USC enrolls a record number of SC students. Why doesn’t it feel that way?
Some South Carolinians feel that the state’s public universities aren’t taking care of their in-state students. But that isn’t the case.
State Rep. Nathan Ballentine, R-Richland, asked University of South Carolina President Michael Amiridis to clear up that misconception at a meeting of the Ways and Means Higher Education Subcommittee on Jan. 29, where USC presented its budget requests for the next fiscal year.
“This story that we are letting the students out is not true,” Amiridis said.
This year, the school received more than 60,000 applications during the latest admissions cycle. About 15,000 of which came from in-state residents. Of the 15,000 South Carolina applications received, 75% were directly admitted, Amiridis said. Another 15%, students who the university believes will struggle their first year at USC, are given the opportunity to participate in a bridge program to later transfer in, through a technical college or one of USC’s two-year campuses.

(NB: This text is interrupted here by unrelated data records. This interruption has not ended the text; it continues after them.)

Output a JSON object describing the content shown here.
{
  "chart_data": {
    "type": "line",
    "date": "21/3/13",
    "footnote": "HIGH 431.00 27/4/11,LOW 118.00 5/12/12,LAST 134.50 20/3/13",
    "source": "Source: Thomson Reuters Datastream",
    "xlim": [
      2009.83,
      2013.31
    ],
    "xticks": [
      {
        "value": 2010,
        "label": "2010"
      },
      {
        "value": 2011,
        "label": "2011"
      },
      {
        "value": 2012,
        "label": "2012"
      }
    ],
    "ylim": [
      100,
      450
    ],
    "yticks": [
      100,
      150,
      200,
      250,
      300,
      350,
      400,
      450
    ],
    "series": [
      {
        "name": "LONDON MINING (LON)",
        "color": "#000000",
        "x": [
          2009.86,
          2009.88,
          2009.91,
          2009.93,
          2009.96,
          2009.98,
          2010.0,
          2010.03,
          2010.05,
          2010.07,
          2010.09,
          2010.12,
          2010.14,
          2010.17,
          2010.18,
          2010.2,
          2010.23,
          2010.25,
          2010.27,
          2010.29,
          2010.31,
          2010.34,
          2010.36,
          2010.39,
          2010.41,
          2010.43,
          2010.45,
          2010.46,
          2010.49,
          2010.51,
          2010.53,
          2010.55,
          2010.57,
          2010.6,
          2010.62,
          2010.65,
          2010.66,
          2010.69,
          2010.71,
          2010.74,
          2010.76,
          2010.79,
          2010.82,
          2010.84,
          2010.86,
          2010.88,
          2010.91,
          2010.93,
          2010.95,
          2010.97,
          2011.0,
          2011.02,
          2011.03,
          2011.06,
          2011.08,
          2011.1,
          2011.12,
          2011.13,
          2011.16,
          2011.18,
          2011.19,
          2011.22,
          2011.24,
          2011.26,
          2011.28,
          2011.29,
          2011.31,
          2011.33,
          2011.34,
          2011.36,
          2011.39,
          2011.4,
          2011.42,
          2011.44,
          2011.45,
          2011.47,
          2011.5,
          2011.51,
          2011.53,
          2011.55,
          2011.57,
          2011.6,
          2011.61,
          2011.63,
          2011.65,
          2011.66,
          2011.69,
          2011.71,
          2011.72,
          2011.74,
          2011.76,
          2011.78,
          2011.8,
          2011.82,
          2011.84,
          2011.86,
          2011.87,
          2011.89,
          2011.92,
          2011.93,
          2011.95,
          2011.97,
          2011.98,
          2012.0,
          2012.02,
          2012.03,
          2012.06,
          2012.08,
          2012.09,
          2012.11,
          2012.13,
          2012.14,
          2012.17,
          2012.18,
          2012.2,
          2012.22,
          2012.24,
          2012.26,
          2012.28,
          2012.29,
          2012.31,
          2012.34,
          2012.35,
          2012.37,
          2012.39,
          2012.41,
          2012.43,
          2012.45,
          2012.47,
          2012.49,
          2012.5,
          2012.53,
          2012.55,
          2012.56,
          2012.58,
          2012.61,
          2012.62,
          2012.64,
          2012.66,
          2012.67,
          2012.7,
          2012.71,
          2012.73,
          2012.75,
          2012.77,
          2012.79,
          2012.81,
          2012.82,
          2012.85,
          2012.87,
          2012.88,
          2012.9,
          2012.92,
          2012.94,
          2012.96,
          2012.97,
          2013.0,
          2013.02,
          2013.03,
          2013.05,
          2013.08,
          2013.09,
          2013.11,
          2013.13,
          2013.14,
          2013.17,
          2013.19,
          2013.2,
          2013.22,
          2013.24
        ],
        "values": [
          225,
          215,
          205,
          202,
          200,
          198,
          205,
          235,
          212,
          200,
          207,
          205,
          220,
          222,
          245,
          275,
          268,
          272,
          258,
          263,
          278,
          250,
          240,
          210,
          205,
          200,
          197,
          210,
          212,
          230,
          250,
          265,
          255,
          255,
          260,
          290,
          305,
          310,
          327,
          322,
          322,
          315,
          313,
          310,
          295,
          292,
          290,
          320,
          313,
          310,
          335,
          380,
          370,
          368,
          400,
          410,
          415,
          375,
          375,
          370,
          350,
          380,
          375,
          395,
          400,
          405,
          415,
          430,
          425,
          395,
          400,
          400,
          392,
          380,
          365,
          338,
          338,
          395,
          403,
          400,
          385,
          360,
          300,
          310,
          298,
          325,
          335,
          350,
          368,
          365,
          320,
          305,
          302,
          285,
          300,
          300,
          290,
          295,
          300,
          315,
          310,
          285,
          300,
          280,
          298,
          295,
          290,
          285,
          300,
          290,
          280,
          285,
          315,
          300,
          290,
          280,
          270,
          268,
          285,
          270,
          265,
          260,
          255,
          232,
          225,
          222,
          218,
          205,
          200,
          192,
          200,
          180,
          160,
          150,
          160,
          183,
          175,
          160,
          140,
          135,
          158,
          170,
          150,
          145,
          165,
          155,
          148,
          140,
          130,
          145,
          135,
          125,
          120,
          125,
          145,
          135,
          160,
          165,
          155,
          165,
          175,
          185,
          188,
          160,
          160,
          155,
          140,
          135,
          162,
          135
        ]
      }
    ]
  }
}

Only 10% of South Carolina applicants are flat-out denied admission.
“Students that we believe would have a hard time, they would not able to continue, and we are just getting money from them,” Amiridis said.
The rest of the system is almost exclusively in-state students, Amiridis said.
Enrollment at the University of South Carolina in Columbia surpassed 40,000 students last fall, and welcomed the largest-ever freshman class of more than 7,800 students.
About 56.3% of the current student body is from the Palmetto State, according to the Office of Institutional Research, Assessment and Analytics, with each county represented. In the last decade, that figure has stayed relatively the same, though it is down slightly from 61.8% in the fall of 2013. Still, the university was enrolling about 10,000 fewer students back then.
USC received 10,000 applications annually about a decade ago. Twice as many South Carolina students were offered a spot at the Columbia campus last year compared to back then, officials said.
Scott Verzyl, USC’s vice president of enrollment, said there are a record number of South Carolinians among the undergraduate class right now.
“Why is there this public misperception?” Verzyl told The State. “It’s a bit befuddling.”
Even if a South Carolinian is admitted, it doesn’t mean they’ll attend. Academic programs, peer influence, wanting to leave home and financial aid are all factors in that decision, Verzyl said.
“We give preference to in state students,” Verzyl said. “We give a significant amount of preference to in state students.”
Only about half of out-of-state students that apply are admitted, Verzyl said, and that number is going down.
“What we do is we admit all qualified South Carolina residents that apply,” Verzyl said. “We take as many out of state students as we can to meet our overall enrollment goal.”